LOS ANGELES--A survey of men with and without prostate cancer used four different instruments (see below) to get a clear picture of how treatment decisions affect quality of life, and found some surprising results, Mark S. Litwin, MD, MPH, told Oncology News International.
Quality of life should be considered an important medical outcome, on a par with quantity of life, when making treatment decisions in prostate cancer, said Dr. Litwin, of the UCLA School of Medicine. Yet in most studies, outcome measures of various treatments are no more sensitive than "alive versus dead."

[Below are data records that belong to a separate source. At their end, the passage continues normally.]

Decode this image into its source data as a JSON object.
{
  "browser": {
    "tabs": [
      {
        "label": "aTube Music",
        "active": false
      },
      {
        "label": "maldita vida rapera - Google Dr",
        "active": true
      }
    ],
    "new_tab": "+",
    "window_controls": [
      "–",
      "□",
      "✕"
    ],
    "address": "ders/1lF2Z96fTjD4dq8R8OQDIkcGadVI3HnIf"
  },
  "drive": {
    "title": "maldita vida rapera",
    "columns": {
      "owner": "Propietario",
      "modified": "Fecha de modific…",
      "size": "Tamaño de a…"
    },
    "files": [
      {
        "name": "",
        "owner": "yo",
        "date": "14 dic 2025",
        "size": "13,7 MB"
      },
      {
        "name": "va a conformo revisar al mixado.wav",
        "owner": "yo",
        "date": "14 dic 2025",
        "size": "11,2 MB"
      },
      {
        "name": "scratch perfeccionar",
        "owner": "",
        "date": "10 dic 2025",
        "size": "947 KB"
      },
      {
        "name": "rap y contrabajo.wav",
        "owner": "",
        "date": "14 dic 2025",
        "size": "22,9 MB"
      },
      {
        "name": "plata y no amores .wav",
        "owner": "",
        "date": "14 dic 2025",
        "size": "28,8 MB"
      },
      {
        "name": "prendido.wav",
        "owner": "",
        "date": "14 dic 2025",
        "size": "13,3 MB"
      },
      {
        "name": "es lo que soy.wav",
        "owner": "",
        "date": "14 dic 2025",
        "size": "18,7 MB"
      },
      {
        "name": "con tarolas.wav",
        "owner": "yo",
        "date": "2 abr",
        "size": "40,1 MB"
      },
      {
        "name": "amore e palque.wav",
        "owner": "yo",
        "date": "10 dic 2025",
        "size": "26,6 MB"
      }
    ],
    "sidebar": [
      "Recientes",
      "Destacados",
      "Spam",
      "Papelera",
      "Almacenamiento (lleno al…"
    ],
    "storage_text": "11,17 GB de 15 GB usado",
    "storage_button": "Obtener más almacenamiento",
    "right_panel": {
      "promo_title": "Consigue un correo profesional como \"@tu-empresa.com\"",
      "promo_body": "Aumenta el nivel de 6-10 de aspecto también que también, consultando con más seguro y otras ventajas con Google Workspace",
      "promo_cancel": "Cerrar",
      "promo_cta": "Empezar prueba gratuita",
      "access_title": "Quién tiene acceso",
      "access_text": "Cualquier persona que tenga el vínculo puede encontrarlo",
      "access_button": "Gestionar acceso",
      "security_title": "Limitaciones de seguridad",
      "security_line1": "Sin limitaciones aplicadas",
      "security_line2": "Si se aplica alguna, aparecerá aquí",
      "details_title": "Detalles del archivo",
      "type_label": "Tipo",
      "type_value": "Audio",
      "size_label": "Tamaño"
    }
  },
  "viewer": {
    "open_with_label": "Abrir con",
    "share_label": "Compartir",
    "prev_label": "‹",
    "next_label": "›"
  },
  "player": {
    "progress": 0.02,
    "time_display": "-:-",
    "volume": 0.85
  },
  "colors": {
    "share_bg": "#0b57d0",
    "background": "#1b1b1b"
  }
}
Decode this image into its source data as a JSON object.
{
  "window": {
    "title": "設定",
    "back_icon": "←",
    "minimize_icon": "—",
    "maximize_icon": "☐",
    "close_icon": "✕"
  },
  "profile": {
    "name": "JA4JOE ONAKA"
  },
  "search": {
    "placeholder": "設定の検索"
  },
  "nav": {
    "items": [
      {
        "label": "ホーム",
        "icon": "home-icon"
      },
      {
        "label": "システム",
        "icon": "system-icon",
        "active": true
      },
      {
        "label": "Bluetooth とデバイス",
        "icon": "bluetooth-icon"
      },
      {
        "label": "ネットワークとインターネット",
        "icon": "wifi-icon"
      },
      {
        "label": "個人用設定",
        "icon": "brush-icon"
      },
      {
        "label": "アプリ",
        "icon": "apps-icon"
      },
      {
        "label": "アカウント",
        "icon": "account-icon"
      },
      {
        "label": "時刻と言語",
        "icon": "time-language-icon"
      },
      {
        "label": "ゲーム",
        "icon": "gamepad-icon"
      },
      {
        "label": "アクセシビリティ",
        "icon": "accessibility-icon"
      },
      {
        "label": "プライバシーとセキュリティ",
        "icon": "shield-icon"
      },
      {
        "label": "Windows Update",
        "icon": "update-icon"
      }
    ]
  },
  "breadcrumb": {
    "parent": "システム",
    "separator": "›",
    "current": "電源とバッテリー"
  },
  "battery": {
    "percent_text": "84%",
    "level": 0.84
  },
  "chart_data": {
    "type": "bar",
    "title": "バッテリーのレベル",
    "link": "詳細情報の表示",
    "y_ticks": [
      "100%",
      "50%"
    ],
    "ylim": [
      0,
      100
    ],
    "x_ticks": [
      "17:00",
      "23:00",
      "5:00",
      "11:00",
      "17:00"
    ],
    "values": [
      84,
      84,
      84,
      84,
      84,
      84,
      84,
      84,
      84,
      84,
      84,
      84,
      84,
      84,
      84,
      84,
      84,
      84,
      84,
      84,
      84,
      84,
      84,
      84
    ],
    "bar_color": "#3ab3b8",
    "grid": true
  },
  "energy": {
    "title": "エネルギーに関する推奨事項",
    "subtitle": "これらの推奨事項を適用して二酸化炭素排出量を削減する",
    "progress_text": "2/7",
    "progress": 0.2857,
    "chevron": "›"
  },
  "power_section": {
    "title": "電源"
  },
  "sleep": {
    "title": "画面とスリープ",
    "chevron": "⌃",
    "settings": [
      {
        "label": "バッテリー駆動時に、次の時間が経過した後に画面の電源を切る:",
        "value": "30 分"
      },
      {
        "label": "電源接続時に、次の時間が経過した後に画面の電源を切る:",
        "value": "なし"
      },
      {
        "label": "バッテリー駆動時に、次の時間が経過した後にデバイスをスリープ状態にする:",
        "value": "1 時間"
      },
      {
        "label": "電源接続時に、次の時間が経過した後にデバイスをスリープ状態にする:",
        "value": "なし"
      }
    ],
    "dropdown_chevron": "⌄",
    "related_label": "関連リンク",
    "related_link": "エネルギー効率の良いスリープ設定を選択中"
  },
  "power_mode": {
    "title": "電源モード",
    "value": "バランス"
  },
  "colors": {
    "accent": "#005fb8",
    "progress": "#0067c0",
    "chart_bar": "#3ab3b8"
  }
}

Researchers from UCLA and the RAND Corporation measured quality of life in 214 men treated for clinically localized prostate cancer and 273 age-matched controls who had never had prostate cancer diagnosed. The patients were treated with either radical prosta-tectomy (98 patients), external-beam irradiation (56), or observation alone (60). Patients completed a questionnaire at home, without assistance.
Surprisingly, responses to the parts of the survey reflecting general health and well-being showed no differences between patients and controls, Dr. Litwin said (JAMA 273:129-135, 1995). One exception was that observation patients reported greater role limitations due to emotional problems, which may be caused by anxiety and uncertainty concerning the future course of their prostate cancer.
Day-to-Day Life Not Compromised
A cancer-specific questionnaire also showed no differences in general health (excluding sexual function), "implying that the major activities in patients' day-to-day lives are not compromised after prostate cancer therapy, regardless of which treatment is chosen," he said.
However, a prostate-specific instrument revealed significant differences between patients and controls in bowel symptoms, urinary incontinence, and sexual dysfunction. Surgery and radiation patients were worse off functionally than observation or comparison patients. The surprising finding was that many were not very bothered by their dysfunctions.